Die Ausgangsposition ist wichtiger, als es aussieht. Wenn du mit gekreuzten Beinen auf dem Boden sitzt, kannst du das Lendenwirbelsäulen-Hohlkreuz nicht nutzen und dich nicht von der Dehnung weglegen, wie es im Stehen leicht passiert. Die Bewegung muss also aus den Schulterblättern und der Brustwirbelsäule kommen – genau da, wo sie hingehört. Wenn der Boden unbequem ist, hält eine gefaltete Matte oder ein Kissen unter dem Gesäß das Becken neutral und macht eine aufrechte Wirbelsäule deutlich einfacher.
Für eine saubere Ausführung bleibt die Bewegung langsam und fließend.

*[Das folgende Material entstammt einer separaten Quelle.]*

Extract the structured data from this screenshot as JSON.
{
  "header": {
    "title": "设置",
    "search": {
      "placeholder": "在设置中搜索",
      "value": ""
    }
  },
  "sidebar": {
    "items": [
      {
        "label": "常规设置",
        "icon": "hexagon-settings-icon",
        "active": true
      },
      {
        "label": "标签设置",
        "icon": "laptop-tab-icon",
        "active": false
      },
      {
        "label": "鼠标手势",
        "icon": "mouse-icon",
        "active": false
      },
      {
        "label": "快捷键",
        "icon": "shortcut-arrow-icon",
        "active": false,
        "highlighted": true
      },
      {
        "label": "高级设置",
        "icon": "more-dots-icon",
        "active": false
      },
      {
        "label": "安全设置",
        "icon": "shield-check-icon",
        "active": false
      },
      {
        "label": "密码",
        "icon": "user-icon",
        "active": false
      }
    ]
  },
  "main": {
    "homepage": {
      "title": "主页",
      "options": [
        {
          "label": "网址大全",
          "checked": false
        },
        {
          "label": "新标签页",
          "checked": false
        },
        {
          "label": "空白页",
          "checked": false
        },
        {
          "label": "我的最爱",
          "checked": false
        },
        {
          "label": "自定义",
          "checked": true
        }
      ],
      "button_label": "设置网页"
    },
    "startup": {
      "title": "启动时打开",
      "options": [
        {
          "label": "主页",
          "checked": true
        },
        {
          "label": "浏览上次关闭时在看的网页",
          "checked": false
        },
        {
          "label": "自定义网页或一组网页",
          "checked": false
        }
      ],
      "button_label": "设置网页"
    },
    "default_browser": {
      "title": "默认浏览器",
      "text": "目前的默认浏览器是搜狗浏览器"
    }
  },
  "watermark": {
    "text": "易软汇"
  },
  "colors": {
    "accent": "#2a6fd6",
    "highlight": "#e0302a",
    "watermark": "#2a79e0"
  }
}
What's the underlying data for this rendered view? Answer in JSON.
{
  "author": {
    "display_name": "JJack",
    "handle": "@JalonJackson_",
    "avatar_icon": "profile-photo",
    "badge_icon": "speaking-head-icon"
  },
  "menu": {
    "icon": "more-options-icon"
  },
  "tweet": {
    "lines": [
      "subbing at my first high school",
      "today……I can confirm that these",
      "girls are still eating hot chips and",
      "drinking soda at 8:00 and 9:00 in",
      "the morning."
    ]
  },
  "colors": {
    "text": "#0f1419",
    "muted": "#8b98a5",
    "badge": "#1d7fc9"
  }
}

Drücke die Handflächen oder die verschränkten Finger nach vorn, bis sich der obere Rücken sanft rundet und du spürst, wie sich die Brust weitet, dann kehrst du um und öffnest die Arme weit mit weichen Ellenbogen, bis sich die Brust erneut öffnet. Die Schultern bleiben die ganze Zeit von den Ohren weg, und der Kopf bewegt sich mit der Wirbelsäule, statt nach vorn zu schieben. Jede Richtung sollte etwa zwei bis drei Sekunden dauern.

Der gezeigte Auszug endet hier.